Linux Security Expert
Changing the default SSH port should add an additional security layer because the number of attacks (coming to port 22) may reduce. After the initial updates have been run, the system should continually be kept up-to-date. Most distributions can be set up to automatically run updates, or notify system administrators via e-mail when system updates when available. Many of these updates address security vulnerabilities found by the Linux community, so keeping systems as up-to-date as possible is essential. The end goal of this process is balancing security with effectivity and accessibility. A completely open system may be the easiest to use – but is a security risk and may not be usable for long.

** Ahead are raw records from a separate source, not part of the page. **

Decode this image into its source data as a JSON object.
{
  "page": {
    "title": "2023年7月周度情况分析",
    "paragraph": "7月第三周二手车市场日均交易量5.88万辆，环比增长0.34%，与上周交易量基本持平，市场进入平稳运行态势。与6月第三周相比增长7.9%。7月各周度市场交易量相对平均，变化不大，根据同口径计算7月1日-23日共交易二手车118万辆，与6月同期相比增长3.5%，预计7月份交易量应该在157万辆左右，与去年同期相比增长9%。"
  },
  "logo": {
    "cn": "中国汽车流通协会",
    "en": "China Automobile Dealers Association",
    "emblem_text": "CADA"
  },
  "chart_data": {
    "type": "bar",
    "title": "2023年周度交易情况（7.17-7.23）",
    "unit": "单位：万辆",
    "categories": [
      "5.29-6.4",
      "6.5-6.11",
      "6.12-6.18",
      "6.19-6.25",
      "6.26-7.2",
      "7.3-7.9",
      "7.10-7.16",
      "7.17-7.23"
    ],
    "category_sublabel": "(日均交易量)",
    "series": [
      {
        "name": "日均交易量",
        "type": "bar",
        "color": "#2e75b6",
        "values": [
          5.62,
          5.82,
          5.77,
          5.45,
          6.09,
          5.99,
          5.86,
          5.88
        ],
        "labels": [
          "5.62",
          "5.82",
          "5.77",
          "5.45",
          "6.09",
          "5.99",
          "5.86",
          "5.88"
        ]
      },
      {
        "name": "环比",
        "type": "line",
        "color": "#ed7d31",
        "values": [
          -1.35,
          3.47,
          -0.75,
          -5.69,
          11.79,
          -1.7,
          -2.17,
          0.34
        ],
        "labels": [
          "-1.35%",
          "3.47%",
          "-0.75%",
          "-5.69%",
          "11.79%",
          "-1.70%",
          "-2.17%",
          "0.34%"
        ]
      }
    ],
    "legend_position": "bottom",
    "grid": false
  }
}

- Still, every system is different and serves its own purpose.
- As an additional security measure, you should lock the grub bootloader and the BIOS.
- SSH is used for all Linux and Unix access, so the following guidelines apply for Unix hardening, too.
- The reason why is because most critical infrastructure apps and websites are running on this operating system.
To get rid of the constant brute force attacks, you can opt for only key-based SSH login. SSH (Secure Shell) is a pretty secure protocol by design but this doesn’t mean you should leave it at default configuration. While securing your Linux system is important, it’s not difficult. Time invested going through steps like the ones laid out will return dividends in the future.